Di masa sekarang, menjadi semakin jelas bahwa ketidak perdulian kaum kaya terhadap penderitaan kaum miskin merupakan bahaya besar yang mengancam kelangsungan hidup masyarakat dan kaum kaya itu sendiri yang akan menjadi korban ancaman ini. Empat belas abad yang lalu, Islam talah mengantisipasi bahaya ini dan memerintahkan kaum kaya untuk memberikan sebagian hartanya kepada kaum miskin setiap tahun.
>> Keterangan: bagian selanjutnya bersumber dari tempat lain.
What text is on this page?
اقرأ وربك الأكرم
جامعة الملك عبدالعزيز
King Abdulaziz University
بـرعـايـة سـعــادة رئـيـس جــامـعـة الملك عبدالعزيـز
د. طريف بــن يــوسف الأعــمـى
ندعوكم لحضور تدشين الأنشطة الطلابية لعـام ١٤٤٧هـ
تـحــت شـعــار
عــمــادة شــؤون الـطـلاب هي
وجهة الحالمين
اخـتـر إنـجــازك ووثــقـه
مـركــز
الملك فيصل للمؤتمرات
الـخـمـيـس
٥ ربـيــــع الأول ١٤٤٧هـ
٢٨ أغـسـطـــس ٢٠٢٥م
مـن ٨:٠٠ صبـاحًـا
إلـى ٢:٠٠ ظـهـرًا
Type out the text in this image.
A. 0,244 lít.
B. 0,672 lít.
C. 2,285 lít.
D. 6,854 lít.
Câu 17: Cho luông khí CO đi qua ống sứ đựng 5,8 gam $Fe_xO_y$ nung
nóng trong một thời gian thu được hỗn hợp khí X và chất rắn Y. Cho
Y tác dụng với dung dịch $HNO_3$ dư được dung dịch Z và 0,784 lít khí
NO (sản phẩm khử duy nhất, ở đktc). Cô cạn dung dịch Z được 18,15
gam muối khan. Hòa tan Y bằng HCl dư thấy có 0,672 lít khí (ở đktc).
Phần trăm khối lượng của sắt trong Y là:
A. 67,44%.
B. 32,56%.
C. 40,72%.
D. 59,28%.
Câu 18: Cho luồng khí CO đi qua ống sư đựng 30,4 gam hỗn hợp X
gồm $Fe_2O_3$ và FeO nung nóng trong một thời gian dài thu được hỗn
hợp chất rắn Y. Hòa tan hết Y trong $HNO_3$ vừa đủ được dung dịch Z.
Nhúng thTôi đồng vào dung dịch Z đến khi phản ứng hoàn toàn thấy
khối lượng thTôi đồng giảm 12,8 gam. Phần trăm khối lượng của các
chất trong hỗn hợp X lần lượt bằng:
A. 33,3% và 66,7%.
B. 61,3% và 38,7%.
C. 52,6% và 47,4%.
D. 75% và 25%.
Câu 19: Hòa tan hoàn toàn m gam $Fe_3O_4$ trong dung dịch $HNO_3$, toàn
Hal ini akan dinilai sebagai sebuah kebaikan jika harta yang diberikannya itu merupakan harta yang sangat kita sayangi. Tentunya disamping untuk menghilangkan beban kebutuhan kaum miskin, perbuatan ini pun dikerjakan semata-mata demi mencapai keridhaan Allah Swt. Firman dalam Q.S. Ali Imran (3): 92 yang artinya: Kamu sekali-kali tidak sampai kepada kebajikan (yang sempurna), sebelum kamu menafkahkan sebahagian harta yang kamu cintai dan apa saja yang kamu nafkahkan, maka sesungguhnya Allah mengetahuinya. Ketentraman hati dan perasaan ingin selalu meningkatkan kualitas hidup akan mengiringi langkah orang yang sedekah. Ini terjadi karena al-Qur’an sendiri menjelaskan bahwa esensi agama adalah meningkatkan derajat manusia agar menjadi mulia dalam kehidupannya. Ketersusunan al-Qur’an menjadi cermin kebahagiaan manusia yang senantiasa berprilaku dengan akhlak mulia, hidup tentram mensyukuri nikmat Allah serta menjauhkan diri dari segala macam sifat tercela.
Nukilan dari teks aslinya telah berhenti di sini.